Then and now
- Deborah Yaffe

- Sep 22
- 2 min read
The new Netflix adaptation of Pride and Prejudice seems to be coming along nicely: Press outlets in the UK have breathlessly reported on filming occurring in at least three different locations over the past month or so.
In mid-August, residents of Derbyshire, the northern English county where Jane Austen placed Mr. Darcy’s Pemberley estate, spotted telltale evidence that period film production was taking place on local moorland: horses and carriages, plus actors in bonnets and top hats.
A few weeks later, in early September, it was the turn of Rye, a town in the southeastern county of East Sussex, where local shops and streets were transformed into what I would guess will be a simulacrum of Meryton. And later that week, the horses and bonnets popped up in Deal, a seaside town even farther east, in Kent--perhaps a stand-in for Brighton, the South Coast town where Wickham seduces Lydia.
Apparently anticipating inconvenient levels of interest in the production, the filmmakers seem to have gone out of their way not to publicize their work: The Rye shooting was described as involving “a Regency drama with working title January Nights,” a local news website reported. (When Olivia Colman, aka Mrs. Bennet, turned out to be involved, however, the jig was up.)

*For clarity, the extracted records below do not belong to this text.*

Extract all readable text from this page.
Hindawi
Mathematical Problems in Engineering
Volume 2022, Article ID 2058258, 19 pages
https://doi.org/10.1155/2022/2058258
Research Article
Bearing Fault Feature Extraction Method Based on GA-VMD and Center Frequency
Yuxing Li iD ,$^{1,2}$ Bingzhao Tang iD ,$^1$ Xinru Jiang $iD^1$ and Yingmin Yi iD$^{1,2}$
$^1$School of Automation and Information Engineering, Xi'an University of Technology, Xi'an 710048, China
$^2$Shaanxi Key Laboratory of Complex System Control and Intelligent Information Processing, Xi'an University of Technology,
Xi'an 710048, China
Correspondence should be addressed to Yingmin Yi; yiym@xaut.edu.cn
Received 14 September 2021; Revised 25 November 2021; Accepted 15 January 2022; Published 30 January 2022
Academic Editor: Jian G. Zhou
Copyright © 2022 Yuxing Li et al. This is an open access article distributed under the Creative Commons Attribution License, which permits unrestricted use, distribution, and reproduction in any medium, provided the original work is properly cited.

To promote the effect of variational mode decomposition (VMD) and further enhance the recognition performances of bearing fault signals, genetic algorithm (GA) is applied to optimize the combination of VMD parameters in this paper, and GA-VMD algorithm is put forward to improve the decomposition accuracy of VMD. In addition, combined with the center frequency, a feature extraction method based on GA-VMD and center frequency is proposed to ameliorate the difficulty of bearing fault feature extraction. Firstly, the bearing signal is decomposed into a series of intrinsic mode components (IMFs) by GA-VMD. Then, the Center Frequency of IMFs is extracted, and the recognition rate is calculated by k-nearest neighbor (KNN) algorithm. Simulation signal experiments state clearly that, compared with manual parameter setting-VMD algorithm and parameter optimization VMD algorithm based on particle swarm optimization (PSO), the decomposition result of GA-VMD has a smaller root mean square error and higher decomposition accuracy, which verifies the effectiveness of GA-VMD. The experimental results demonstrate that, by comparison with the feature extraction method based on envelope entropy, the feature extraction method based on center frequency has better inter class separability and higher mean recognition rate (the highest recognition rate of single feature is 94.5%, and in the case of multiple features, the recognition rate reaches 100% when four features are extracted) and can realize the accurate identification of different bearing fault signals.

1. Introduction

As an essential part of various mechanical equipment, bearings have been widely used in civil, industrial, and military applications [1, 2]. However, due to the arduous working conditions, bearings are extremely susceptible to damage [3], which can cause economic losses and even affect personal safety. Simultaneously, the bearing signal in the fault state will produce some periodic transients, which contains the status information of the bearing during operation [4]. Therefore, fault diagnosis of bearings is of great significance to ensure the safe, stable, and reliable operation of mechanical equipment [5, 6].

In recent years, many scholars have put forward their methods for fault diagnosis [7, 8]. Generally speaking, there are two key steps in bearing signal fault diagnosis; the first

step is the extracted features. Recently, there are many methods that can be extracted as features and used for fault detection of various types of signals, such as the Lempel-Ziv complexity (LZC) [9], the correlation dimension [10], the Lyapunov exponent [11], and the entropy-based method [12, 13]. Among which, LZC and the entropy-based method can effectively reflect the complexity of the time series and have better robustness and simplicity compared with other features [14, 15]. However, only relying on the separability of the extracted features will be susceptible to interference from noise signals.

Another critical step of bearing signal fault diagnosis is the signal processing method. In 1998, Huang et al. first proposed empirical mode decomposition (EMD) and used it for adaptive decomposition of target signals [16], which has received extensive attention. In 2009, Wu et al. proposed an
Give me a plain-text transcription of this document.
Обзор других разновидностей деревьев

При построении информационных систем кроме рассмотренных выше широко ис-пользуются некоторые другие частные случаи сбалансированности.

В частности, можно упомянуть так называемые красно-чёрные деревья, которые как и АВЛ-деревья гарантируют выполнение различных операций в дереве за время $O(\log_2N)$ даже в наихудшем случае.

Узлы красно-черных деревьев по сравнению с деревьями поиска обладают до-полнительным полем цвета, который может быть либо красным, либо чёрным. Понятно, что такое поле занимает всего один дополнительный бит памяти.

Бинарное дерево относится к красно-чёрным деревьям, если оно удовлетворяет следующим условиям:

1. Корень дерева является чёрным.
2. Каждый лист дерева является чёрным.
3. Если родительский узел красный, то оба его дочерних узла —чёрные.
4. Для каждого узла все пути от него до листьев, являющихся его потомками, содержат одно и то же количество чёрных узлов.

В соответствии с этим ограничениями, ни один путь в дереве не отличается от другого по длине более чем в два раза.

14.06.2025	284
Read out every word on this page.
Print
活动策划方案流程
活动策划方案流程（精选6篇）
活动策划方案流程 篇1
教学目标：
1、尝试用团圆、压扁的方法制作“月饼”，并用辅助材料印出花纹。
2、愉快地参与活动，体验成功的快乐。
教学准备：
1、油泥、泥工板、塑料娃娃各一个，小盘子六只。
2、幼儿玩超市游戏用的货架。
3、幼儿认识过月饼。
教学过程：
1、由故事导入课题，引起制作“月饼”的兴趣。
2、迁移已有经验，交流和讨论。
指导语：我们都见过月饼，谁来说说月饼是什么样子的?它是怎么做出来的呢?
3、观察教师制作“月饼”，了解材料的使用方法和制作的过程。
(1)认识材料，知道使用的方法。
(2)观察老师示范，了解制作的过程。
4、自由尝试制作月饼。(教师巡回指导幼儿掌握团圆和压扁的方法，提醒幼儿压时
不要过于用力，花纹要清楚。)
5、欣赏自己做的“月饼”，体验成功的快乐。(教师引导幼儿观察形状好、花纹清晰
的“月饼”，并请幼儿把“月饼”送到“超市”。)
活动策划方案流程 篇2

The jury is still out on whether this adaptation, with its buzzy screenwriter and starry cast, will prove a brilliant reimagining or a dreadful mistake. But at least we can now feel pretty sure that something is going to make it to our screens.
Perhaps, though, you’d prefer to spend your time thinking about the last TV adaptation of P&P, the iconic 1995 BBC version starring Colin Firth and Jennifer Ehle? Then you’re in luck: Screenwriter Andrew Davies and several of the stars (though not Firth and Ehle) dished some gossipy reminiscences to the London Times to mark the thirtieth anniversary of the UK broadcast.
In truth, most of this tea has been spilled before (as Davies archly notes, “Everybody seems to know now that Colin was helping Jennifer Ehle with her lines on a daily basis”), but we can never have too much of that kind of thing--just as we can apparently never have too many P&Ps.